Wednesday, May 5, 2010

INTERIM MANAGEMENT STATEMENT AND
Q1 PRODUCTION REPORT

Highlights

¡  Production volumes increased across all commodity businesses during the first quarter compared to the same period in 2009:

¡  Ferrochrome production rose by more than 300% and producers achieved a 35% increase in the second quarter European benchmark price to $1.36 per pound

¡  Total consolidated coal production increased by 9% to 21.7 million tonnes, with particularly strong increases in coking coal and semi-soft production and higher thermal coal volumes, despite the considerable loss of production at Rolleston due to flooding

¡  Mined copper production was 3% higher as a result of improved mining rates, grades and metallurgical recoveries at Collahuasi and Alumbrera

¡  Refined nickel production increased by 8% as Nikkelverk maintained its increased annualised capacity rate and set a monthly production record in March

¡  Zinc in concentrate production increased by 15% as a result of the ongoing transformation and expansion of the Australian operations and zinc metal production increased by 12% due to strong smelter performance

¡  On 16 February, Xstrata Copper completed the sale of its 70% interest in El Morro SCM, the holder of the El Morro copper-gold project, and associated rights and assets to New Gold Inc, for a total cash consideration of $463 million

¡  On 5 March, Glencore International AG announced its intention to exercise its option to acquire the Prodeco coal operations for $2.25 billion plus the balance of any profits accrued but not distributed to Xstrata during the period 1 January 2009 to the completion date and the net balance of any cash invested by Xstrata. The transaction completed in April 2010

¡  Xstrata Coal has now settled the majority of its annually priced thermal coal contracts with north Asian customers at prices just below $98 per tonne, representing a 38% increase over the prior Japanese contract period. 

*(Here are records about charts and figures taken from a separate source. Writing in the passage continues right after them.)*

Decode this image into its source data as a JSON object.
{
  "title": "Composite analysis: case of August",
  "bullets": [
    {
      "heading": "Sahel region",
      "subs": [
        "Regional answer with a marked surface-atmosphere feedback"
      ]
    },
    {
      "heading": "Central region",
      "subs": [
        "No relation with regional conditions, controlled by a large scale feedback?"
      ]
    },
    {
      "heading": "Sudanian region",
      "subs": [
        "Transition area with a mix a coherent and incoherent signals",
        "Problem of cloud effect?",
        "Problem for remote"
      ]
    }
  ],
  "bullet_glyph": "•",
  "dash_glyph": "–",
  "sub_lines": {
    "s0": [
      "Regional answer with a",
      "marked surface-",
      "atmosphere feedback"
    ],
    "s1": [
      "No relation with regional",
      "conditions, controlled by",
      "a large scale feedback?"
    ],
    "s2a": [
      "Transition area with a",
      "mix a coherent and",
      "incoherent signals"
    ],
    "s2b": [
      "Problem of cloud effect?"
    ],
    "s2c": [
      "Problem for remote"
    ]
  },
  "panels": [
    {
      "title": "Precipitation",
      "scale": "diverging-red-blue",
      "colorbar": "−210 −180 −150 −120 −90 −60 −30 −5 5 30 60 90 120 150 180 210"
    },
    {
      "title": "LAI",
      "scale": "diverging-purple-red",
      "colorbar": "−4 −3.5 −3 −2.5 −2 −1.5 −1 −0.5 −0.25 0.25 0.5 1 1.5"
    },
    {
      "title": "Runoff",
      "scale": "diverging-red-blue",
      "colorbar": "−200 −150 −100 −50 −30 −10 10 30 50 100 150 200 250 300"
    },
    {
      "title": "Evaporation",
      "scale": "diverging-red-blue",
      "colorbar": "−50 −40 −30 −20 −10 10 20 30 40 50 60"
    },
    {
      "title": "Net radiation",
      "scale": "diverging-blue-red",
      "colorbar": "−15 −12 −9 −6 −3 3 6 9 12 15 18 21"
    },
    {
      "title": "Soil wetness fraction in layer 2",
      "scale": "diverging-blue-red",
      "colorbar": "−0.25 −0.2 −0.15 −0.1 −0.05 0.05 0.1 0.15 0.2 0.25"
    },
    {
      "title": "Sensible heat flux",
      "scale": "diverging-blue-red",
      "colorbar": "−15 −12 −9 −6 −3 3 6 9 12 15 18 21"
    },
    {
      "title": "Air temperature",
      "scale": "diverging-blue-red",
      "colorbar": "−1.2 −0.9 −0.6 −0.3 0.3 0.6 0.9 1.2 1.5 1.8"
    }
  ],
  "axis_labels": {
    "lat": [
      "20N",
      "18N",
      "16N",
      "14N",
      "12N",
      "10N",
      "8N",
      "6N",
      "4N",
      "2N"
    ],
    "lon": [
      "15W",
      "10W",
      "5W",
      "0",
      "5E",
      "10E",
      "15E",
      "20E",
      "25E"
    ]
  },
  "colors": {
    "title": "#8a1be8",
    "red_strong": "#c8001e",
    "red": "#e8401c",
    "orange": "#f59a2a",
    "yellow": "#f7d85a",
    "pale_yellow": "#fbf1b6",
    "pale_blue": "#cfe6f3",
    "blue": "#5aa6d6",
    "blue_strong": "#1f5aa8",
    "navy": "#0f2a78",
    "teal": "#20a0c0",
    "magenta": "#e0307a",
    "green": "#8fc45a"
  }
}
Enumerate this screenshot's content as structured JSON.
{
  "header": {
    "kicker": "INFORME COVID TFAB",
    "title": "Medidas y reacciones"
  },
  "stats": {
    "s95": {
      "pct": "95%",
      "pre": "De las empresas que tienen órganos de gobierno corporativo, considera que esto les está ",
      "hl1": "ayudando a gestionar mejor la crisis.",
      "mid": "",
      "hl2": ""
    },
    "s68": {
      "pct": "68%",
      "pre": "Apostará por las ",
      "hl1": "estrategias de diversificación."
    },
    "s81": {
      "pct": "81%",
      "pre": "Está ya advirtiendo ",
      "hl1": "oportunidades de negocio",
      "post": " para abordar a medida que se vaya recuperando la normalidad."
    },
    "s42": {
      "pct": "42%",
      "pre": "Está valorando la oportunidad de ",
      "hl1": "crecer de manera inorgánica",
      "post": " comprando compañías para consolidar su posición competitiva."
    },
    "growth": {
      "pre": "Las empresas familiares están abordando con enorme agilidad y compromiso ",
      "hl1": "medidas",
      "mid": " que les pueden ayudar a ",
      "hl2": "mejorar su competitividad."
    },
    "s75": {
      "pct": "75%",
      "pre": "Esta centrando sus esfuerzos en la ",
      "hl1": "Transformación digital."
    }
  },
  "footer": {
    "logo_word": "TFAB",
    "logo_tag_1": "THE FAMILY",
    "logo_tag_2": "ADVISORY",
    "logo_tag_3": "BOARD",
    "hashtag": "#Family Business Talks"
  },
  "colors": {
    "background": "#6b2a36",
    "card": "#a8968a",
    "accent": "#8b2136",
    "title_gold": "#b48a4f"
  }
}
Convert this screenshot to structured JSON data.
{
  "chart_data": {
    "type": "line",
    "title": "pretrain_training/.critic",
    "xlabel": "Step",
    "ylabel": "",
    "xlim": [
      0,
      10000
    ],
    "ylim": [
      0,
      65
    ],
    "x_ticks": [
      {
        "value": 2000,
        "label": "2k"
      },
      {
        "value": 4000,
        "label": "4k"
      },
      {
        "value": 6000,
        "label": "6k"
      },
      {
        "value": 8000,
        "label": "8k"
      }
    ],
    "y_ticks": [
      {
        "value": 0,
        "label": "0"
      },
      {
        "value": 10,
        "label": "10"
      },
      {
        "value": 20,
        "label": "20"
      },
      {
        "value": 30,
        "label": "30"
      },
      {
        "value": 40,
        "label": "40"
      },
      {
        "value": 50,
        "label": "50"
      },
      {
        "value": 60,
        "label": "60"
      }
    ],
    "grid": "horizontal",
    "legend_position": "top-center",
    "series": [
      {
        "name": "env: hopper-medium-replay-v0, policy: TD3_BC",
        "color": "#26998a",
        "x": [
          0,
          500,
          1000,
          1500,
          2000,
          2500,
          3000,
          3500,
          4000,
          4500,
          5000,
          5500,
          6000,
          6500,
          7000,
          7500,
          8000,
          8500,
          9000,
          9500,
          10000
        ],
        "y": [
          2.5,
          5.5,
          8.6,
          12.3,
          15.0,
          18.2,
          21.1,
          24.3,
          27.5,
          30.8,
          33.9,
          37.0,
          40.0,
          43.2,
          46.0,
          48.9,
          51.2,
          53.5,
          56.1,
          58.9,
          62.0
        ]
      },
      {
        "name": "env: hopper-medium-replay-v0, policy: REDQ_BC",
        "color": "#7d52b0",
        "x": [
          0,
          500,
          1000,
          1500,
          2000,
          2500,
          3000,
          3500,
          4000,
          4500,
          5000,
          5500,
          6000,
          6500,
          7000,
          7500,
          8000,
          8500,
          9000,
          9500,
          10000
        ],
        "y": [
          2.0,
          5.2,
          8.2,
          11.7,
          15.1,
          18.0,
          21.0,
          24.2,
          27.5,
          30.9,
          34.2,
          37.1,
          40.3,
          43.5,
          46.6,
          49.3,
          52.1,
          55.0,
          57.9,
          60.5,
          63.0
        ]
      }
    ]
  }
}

¡  For prime hard coking coal, a range of spot, quarterly and annual contract business has been settled at prices ranging from $200 to $270 per tonne with an average in the upper end of the range. In view of the strong coking coal market, Xstrata has settled semi-soft coking coal contracts on a quarterly basis to June at $167 per tonne, over 114% higher than last year

¡  On 1 April, the Nickel Rim South project in Sudbury commenced full mine operation and is continuing its ramp up to reach nameplate capacity of 1.25 million tonnes of ore per annum in 2011

¡  In April, Xstrata Zinc received internal approvals for an AUD133 million expansion to its Black Star Open Cut (BSOC) mine in Mount Isa, Australia. The project will extend the mine life at current production rates by four years to 2016

¡  In January, the board of the Antamina copper-zinc mine in Peru, in which Xstrata has a 33.75% interest, approved a $1.3 billion expansion to expand ore processing capacity at its mine site by 38% to 130,000 tonnes per day

¡  In January, Xstrata Copper announced a resource update at its Frieda River copper-gold project in Papua New Guinea. The new resource estimate indicates a Measured, Indicated and Inferred Resource of over 1 billion tonnes at 0.53% copper, 0.29 g/t gold and 0.8 g/t silver, using a cut-off grade of 0.3% copper

¡  During the period, three-year collective labour agreements have been signed at Xstrata Copper’s Altonorte metallurgical complex in Chile; at Xstrata Nickel operations in Sudbury, Canada and at Xstrata Zinc’s Brunswick mine, Canada

In the period from 1 January 2010, Xstrata’s operating and financial performance continues to be strong and the company’s financial position remains robust.

Xstrata plc will announce half-yearly results for the period from 1 January to 30 June 2010 on 3 August 2010.